Still, his goal is to overthrow Aristide, who was elected with 92% of the vote last Nov. 26. "We will enter the National Palace," Gourgue assured his listeners. "The adversary himself faces so many problems and difficulties that practically he will be obliged to remove himself. He has taken power in very negative conditions, so there is a time factor which will come into play."
But lack of popular support is clearly not one of the "negative conditions." Popular organizations, neighborhood groups, and individuals deployed themselves in the days before the inauguration to sweep streets, clean gutters, and paint lamp-posts, street curbs, and walls with fresh coats of red and blue paint. Popular organizations also set up "security barricades" of burning tires on certain roads around the capital in a mostly symbolic gesture to curb would-be trouble-makers. But, mostly, the streets around the capital were remarkably calm.
In last minute preparations on inauguration eve, workers laid a new forest green carpet in the Parliament, varnished a new podium, and installed new sinks and computers.
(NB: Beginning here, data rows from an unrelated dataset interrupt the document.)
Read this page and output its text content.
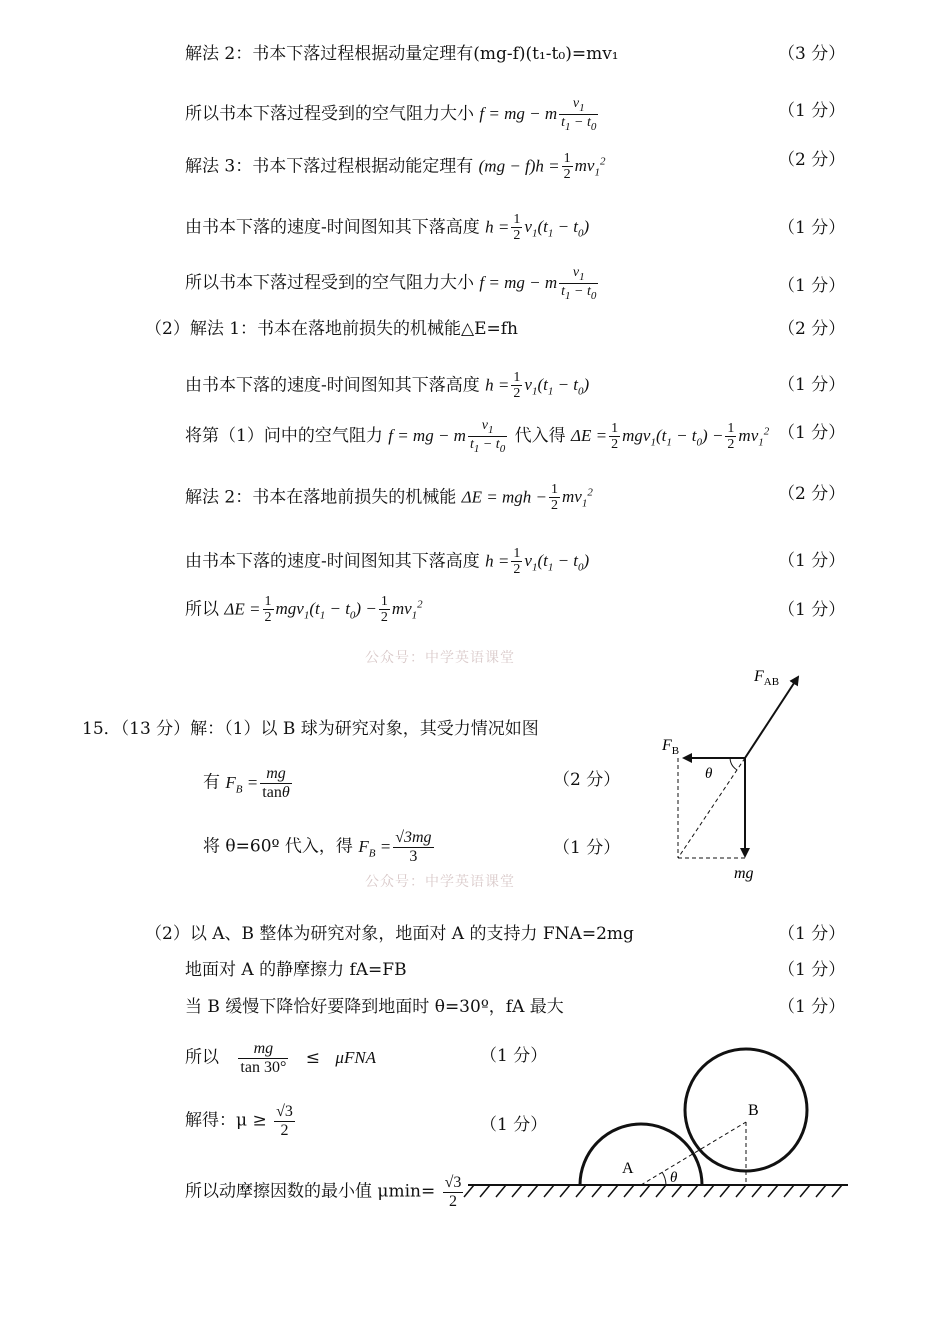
解法 2：书本下落过程根据动量定理有(mg-f)(t₁-t₀)=mv₁	（3 分）
所以书本下落过程受到的空气阻力大小 f = mg − m $\frac{v_1}{t_1 - t_0}$	（1 分）
解法 3：书本下落过程根据动能定理有 $(mg - f)h = \frac{1}{2} mv_1^2$	（2 分）
由书本下落的速度-时间图知其下落高度 $h = \frac{1}{2} v_1(t_1 - t_0)$	（1 分）
所以书本下落过程受到的空气阻力大小 f = mg − m $\frac{v_1}{t_1 - t_0}$	（1 分）
（2）解法 1：书本在落地前损失的机械能△E=fh	（2 分）
由书本下落的速度-时间图知其下落高度 $h = \frac{1}{2} v_1(t_1 - t_0)$	（1 分）
将第（1）问中的空气阻力 f = mg − m $\frac{v_1}{t_1 - t_0}$ 代入得 $\Delta E = \frac{1}{2} mgv_1(t_1 - t_0) - \frac{1}{2} mv_1^2$ （1 分）
解法 2：书本在落地前损失的机械能 ΔE = mgh − $\frac{1}{2} mv_1^2$	（2 分）
由书本下落的速度-时间图知其下落高度 $h = \frac{1}{2} v_1(t_1 - t_0)$	（1 分）
所以 $\Delta E = \frac{1}{2} mgv_1(t_1 - t_0) - \frac{1}{2} mv_1^2$	（1 分）
公众号：中学英语课堂
15．（13 分）解：（1）以 B 球为研究对象，其受力情况如图
有 $F_B = \frac{mg}{\tan\theta}$	（2 分）
将 θ=60º 代入，得 $F_B = \frac{√3mg}{3}$	（1 分）
公众号：中学英语课堂
$F_{AB}$
$F_B$
θ
mg
（2）以 A、B 整体为研究对象，地面对 A 的支持力 FNA=2mg	（1 分）
地面对 A 的静摩擦力 fA=FB	（1 分）
当 B 缓慢下降恰好要降到地面时 θ=30º，fA 最大	（1 分）
所以 $\frac{mg}{\tan 30^\circ} \le \mu FNA$	（1 分）
解得：$\mu \ge \frac{√3}{2}$	（1 分）
所以动摩擦因数的最小值 $\mu\min= \frac{√3}{2}$
A
B
θ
Similar teams applied themselves with hammers, ladders, and brooms to the National Cathedral and Palace.
Certainly, the new Republican administration of George W. Bush in Washington will take Gourgue's "time factor" into account if it launches a campaign of low-intensity warfare against the Aristide government as Bush senior did in 1991. That campaign culminated in the Sep. 30, 1991 coup d'état against Aristide, which sent him into a three-year exile.
Although Taiwan, Cuba, and several other Latin American and Caribbean nations are sending high level delegations, Hipolito Mejia, the president of the neighboring Dominican Republic, is the only head of state attending Aristide's inauguration as of Feb. 6. Furthermore, Mejia reportedly faced strong objections from the Dominican military establishment. All this indicates the extent of the U.S. and European Union's campaign to isolate and vilify Aristide and the Lavalas movement. But it is clear on inauguration eve, that the campaign has not worked in Haiti and, if anything, has strengthened the people's attachment to Aristide and resolve to fight for Haiti's sovereignty.